Factories in China have hundreds of workers. Picture an individual's working space in the shape of square where the worker works on a side of the square and the space between each side is for managers to observe and assess the quality of the worker's labor. This is example of Panopticion structure in modern day. The space between the sides of the square is designed to let workers know that someone will examine their work. In situations in which people are knowingly under watchful eye, people tend to follow rules without hesitation, afraid to make any mistakes form fear of consequence. The manger "watcher" may not understand how to make cloth, for example, but he does understand his position to oversee product and labor quality. One person only know how to do one step of the work, if something goes wrong, people will find exactly who does it. People divide in to groups will improve the efficiency, but on the other hand, they are losing the freedom.  In the story, Foucault talks about, "To include in the inmate a state of conscious and permanent visibility that assure the automatic functioning of power.

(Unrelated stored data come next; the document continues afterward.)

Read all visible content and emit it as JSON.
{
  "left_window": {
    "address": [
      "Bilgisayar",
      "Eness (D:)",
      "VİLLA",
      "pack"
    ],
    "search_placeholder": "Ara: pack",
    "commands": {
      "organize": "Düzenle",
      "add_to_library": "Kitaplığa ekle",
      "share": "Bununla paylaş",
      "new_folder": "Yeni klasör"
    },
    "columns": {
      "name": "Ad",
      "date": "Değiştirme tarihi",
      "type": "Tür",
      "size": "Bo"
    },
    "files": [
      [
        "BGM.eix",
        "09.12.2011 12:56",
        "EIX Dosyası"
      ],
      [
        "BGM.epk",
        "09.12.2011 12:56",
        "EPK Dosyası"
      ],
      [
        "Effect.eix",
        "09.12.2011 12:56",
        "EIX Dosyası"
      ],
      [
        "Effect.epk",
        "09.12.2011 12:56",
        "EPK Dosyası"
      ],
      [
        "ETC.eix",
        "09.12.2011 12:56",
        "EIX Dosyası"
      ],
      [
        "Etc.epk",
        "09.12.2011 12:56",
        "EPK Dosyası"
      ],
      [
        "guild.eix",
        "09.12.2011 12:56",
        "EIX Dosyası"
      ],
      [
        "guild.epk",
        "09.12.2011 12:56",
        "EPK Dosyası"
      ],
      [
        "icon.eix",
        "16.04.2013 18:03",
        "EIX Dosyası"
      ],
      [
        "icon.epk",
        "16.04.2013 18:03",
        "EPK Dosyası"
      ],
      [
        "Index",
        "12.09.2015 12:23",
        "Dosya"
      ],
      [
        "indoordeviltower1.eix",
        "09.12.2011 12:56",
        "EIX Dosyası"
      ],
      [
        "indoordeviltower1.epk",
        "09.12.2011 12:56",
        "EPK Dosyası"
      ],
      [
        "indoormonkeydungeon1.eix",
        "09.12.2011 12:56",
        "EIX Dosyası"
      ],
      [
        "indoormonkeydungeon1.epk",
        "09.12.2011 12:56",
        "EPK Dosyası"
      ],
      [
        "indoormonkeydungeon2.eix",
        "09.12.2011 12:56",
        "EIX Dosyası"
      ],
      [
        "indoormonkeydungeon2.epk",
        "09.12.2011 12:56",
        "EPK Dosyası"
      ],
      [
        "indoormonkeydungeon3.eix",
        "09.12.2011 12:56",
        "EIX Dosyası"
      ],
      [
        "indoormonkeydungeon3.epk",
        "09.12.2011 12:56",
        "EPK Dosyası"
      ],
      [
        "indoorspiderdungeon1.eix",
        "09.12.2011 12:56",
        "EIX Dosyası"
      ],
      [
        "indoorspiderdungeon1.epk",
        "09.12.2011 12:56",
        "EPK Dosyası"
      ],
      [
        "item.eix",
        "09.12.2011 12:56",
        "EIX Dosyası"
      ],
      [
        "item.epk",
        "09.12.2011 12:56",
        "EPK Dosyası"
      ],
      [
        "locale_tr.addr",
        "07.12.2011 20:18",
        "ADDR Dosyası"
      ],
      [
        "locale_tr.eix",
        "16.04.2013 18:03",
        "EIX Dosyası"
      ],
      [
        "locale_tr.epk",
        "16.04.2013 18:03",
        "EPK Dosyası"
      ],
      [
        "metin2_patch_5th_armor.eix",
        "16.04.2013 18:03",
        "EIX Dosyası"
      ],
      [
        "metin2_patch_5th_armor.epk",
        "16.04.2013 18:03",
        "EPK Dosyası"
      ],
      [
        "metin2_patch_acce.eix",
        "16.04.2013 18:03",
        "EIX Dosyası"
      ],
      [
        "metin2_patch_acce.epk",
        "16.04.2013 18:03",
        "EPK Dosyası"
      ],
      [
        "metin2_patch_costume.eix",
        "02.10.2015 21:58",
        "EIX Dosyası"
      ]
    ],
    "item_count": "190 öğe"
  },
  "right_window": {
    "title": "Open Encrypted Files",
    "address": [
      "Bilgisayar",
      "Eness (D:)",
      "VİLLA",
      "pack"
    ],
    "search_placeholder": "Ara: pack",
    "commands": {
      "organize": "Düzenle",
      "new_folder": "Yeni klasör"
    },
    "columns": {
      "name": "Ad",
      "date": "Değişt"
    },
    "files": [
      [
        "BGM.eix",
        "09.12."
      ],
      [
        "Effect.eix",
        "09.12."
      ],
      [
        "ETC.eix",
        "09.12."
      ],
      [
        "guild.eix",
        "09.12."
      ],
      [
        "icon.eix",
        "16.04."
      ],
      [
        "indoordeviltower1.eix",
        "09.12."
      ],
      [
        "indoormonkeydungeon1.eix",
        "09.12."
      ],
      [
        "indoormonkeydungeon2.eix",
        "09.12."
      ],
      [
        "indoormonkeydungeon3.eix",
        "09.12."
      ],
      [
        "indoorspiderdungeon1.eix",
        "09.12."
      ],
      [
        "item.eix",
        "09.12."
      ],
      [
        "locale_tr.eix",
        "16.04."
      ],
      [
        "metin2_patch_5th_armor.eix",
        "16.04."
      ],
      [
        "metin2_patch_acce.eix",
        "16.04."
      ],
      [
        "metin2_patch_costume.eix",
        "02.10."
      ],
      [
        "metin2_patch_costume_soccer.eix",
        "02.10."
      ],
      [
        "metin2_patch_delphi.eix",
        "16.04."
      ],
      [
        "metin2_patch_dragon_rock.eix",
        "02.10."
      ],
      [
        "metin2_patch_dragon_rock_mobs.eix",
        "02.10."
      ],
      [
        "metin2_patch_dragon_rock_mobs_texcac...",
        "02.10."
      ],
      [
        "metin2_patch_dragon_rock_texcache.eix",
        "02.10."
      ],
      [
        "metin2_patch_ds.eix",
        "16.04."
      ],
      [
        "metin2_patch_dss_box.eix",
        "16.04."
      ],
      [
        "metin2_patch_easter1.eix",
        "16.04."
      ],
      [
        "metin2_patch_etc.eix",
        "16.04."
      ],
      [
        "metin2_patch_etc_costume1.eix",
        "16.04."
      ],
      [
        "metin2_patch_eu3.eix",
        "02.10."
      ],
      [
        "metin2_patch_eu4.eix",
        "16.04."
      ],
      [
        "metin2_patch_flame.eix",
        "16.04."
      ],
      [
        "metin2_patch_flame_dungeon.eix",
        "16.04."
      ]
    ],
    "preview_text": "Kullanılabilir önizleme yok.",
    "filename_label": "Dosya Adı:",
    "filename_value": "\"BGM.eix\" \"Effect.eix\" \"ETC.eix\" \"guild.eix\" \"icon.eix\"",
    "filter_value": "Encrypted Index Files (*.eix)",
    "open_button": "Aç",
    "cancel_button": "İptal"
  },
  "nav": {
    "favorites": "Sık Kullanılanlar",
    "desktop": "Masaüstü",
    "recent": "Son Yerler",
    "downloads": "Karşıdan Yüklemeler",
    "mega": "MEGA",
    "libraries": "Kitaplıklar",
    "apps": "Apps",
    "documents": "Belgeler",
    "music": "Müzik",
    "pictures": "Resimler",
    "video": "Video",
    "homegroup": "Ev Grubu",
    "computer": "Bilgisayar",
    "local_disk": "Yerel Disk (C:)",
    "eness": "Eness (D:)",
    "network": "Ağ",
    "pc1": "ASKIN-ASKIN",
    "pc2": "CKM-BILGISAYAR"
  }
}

So to arrange things that the surveillance is permanent in its affect, even if it is discontinuous in its action"(Foucault 245). Same as the factory, workers feel the pressure from the surveillance. The feeling of "examined" keeps them on focus of what they are doing even no one examine on them.

For most of us, Internet is the definition of the freedom. On the social media, we register an account with our name, gender, and dates of birth, etc, giving us the "freedom" to voice opinions without reprimand. Yet, this free speech on social media can expose our personal lives to anyone looking for information. According Foucault's Panopticism, "This Panopticon, subtly arranged so that an observer may observe, at a glance, so many different individuals, also enables everyone to come and observe any of the observers. The seeing machine was once a sort of dark room into which individuals spies; it has become a transplant building in which the exercise of power may be supervised by society as whole"(Foucault 249).  Each person has the ability to look up others as long as they can get to Internet. Our lives become more transparent then the time we don't have the technology.